Updating the TTBR (translation table base register)^Note1 with the MMU enables has many perils. There are interrupts, page faults, TLB (MMU-cache) and both L1 and L2 caches to be considered. On different systems, the caches maybe PIPT or VIVT (physically or virtually tagged), there may or may not exist L1 nor L2 caches.

People seem overly concerned about the MMU and TLB for efficiency. They are always dwarfed by the primary L1/L2 caches in performance considerations. It is a smaller impact to update the MMU tables and perform TLB flushes than it is to have un-needed evictions from the L1/L2 code and data caches. At a minimum a TLB is worth 4KB or over 100 cache lines. In some cases, the TLB entry maybe 1MB.

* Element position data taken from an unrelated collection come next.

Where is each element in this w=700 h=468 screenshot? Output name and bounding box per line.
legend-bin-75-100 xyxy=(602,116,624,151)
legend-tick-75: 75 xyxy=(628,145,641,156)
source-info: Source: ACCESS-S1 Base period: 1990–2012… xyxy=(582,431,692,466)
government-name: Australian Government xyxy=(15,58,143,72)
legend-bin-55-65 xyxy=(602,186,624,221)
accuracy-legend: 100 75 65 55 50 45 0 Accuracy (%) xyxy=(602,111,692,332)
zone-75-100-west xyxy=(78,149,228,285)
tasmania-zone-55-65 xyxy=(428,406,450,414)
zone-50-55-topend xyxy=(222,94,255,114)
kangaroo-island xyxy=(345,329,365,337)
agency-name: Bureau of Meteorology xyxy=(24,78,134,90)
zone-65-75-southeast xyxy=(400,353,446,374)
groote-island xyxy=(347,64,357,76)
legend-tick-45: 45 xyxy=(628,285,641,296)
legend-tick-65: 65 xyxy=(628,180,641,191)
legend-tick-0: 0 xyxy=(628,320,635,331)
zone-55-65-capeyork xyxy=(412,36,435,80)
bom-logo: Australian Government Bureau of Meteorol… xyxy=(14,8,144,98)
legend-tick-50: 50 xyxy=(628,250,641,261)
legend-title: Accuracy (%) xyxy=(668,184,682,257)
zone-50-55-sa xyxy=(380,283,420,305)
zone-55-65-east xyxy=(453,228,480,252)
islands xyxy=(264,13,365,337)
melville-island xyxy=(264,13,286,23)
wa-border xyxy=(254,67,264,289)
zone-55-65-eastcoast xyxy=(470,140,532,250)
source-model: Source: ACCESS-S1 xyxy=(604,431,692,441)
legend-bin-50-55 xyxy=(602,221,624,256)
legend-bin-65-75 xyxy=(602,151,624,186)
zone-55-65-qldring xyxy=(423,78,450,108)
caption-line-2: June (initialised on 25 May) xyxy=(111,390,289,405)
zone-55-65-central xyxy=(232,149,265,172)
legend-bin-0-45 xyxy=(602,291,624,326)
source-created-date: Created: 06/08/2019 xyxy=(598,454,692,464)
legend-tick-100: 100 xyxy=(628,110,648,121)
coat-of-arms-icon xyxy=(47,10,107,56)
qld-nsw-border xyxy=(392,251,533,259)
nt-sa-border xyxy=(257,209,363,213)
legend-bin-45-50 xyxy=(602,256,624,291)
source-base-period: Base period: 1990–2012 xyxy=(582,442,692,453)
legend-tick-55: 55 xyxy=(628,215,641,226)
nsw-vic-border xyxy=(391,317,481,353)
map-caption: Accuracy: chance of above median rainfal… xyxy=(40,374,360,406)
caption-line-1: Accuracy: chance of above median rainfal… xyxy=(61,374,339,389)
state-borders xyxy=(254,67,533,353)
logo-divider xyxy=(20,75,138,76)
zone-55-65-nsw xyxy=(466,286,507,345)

Some data/code in the L1/L2 user space may need to be evicted on context switches. However, for very frequent small work-loads, a user context switch may keep code and data in the L1/L2. For example a media player doing large CPU intensive decoding and some cron task checking to see no new email is on a server. The switch to and back from the 'cron' task may result in code remaining in the L2 cache for the video decoding to use.

What is the downside of updating ARM TTBR?

Unless the from/to tables are identical you have to keep the system view of memory consistent for the duration of the update.^Note2 This will naturally cause IRQ latency and complexity of implementation as you need to sync up many sub-systems. Also, the Linux MM (memory management) code is architecture agnostic. It handles a great variety of MMU sub-systems. The goal is never to optimize locally (at the architecture level) but optimize globally at the generic layers.

Note1: The TTBR is a pointer to a physical 16k aligned memory region that is the first level of the ARM MMU. Each entry is 1MB (on 32bit systems) and may point to another table; often called L2.

Note2: You might do this in a boot loader or places where you are migrating system level code between memory devices. Ie, update the TTBR with identical tables is of no consequence by itself. It is when the tables differ that weird things will happen.